Tiav doesn’t understand, not until I start pulling tools out of the locker, thrust my com-tablet into his hands, and point emphatically between it and the damaged emitters. Then he stops
arguing about the cut on my arm.

“Dom, I think Liddi needs you to tell her how to repair some damage here at the conduit terminal.”

It takes some back-and-forth between them before Dom has a lock on the situation and locates repair procedures. Moments later, I’m sitting on Tiav’s shoulders—not great for my
recovering equilibrium—so I can reach the ceiling and follow Dom’s instructions.

My hands are sure and steady because they have to be. Any harm to Emil might be temporary, might just be while the few emitters are offline. There’s no time for mistakes.

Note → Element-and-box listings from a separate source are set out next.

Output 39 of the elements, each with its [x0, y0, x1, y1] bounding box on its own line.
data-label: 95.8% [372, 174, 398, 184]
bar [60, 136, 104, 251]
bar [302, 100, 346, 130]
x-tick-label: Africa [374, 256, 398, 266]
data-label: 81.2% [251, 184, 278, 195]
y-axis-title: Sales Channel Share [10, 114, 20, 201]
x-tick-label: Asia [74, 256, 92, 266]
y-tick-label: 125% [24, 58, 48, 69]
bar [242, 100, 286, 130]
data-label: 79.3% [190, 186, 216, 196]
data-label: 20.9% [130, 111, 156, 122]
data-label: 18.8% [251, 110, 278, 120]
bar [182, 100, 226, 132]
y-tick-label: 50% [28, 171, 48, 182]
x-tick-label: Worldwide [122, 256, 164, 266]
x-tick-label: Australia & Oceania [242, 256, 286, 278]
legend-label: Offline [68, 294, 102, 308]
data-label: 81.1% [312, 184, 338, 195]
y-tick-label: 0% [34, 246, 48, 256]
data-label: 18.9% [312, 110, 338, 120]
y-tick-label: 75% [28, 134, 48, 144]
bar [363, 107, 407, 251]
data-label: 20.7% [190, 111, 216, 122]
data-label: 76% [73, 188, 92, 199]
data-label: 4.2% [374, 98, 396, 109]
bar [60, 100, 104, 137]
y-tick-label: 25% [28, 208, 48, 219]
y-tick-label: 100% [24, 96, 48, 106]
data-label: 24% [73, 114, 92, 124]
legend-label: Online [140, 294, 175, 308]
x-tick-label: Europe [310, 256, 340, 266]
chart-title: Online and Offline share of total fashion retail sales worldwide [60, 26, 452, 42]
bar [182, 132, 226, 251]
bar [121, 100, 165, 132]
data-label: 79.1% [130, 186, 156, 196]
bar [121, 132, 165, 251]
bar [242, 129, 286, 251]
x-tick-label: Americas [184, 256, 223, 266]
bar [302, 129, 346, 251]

One emitter repaired. Then two, a little trickier. Finally, three is secure, its indicator lights glowing again. Back on the ground, Dom coaches us through a diagnostic to ensure the conduit is
fully online. Green, green…

“Worst one yet, I—hey, what are you—Miss Jantzen!”

The disjointed declarations come from the doorway. I whip around, certain I’ll face a dark green police uniform, but I don’t. Just a pair of women wearing the coveralls of JTI
techs.

“The officer didn’t mention you were here,” one of them says.

“He said he just came on shift, though, didn’t he?” her partner adds.

I busy myself gathering up the tools I used, keeping my injured arm out of view, while Tiav jumps in to answer.

“Just trying out a possible fix for these conduit problems. That tremor slowed us down a little. You’ll want to seal these cracks. We should be going, shouldn’t we, Miss
Jantzen?”

After glancing at the diagnostic display to verify the last icon turned green, I nod and leave the room with Tiav. Back to the stairwell, back to the lab, back to the disposal chute.

Sliding down is a lot faster than climbing up was.

We’re in the hovercar and on our way with no sign of the police out front being aware of us. The technicians will probably mention my presence when they leave, but I can’t worry
about that.

I’m too busy shaking.

It’s nothing to do with Tiav finally tending to my arm, nothing to do with the bump on my head that makes me wince when he runs his fingers through my hair. When he wraps his arms around
me, the shaking only gets worse.

“I’m sure your brothers are fine.”

The warmth of his whisper on my cheek tempts me with its reassurance. But we both know he isn’t really sure. We know we can’t spare the time to summon a Khua and check. We know we
have to finish the job, and only then will I see if Emil’s all right.